What is complexity?
"Complexity" in this case is derived from the SEG algorithm, which is based on Shannon's information entropy.
This is not necessarily repeated regions, but regions in which a limited pool of characters are used (for example transmembrane regions, in which you are far more likely to see a hydrophobic residue than a polar one).
These scripts can help you calculate sequence complexity if you have specific examples in mind.
This idea asks how "compressible" is the information in the string of characters (think zip files).
Random characters in strings need more information, whereas less variable, more predictable regions can be recorded with less information and are less complex.
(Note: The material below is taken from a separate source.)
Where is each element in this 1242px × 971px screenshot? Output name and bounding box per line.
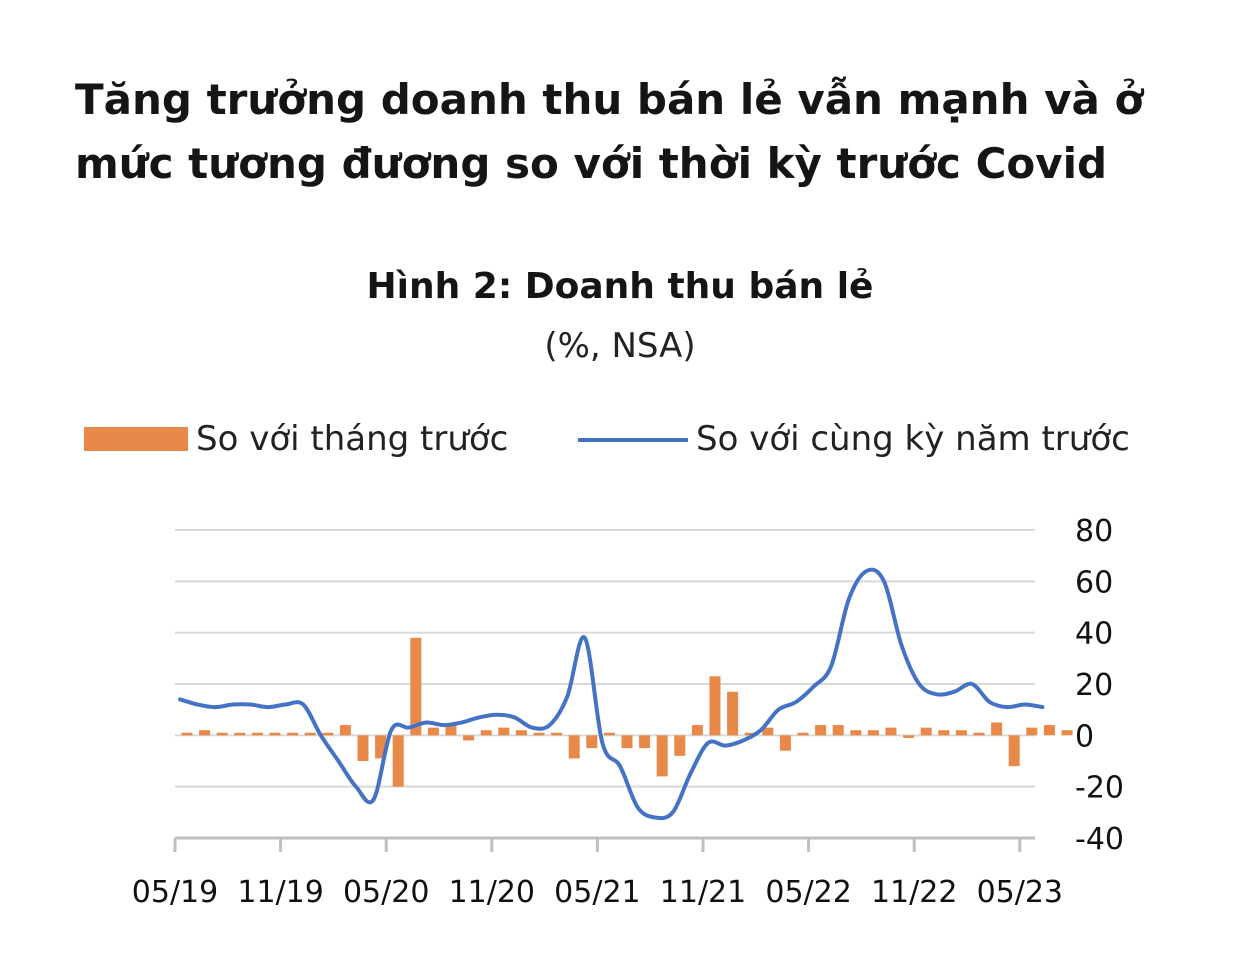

So a region in which you can more easily guess the next amino acid is simple, and more random amino acid sequences are complex. Sequences with more complexity are often more functionally important and more useful as functional indicators than low complexity sequences.
Indeed, BLAST used to mask low complexity regions as they were not useful for homology searches.
Why are complex regions more variable?
The question as I understand it is asking about this fourth conclusion from the paper.
Fourth, variation clusters occur in structurally well-defined and functionally important protein domains of high sequence complexity.
This is now not as paradoxical as it seems. Regions that are highly variable with lots more random/unpredictable amino acids such as those with well-defined structures and functions are more likely to occur in areas with high complexity as a result (which is a measure of randomness in a sequence).
There is more to this than meets the eye...
This is of course not the whole story.
In regions of high complexity, there are highly conserved and essential for life residues that cannot be changed.
On the other end of the scale, there are also areas like STRs that have low complexity yet are highly variable in length between individuals and underpin DNA fingerprinting.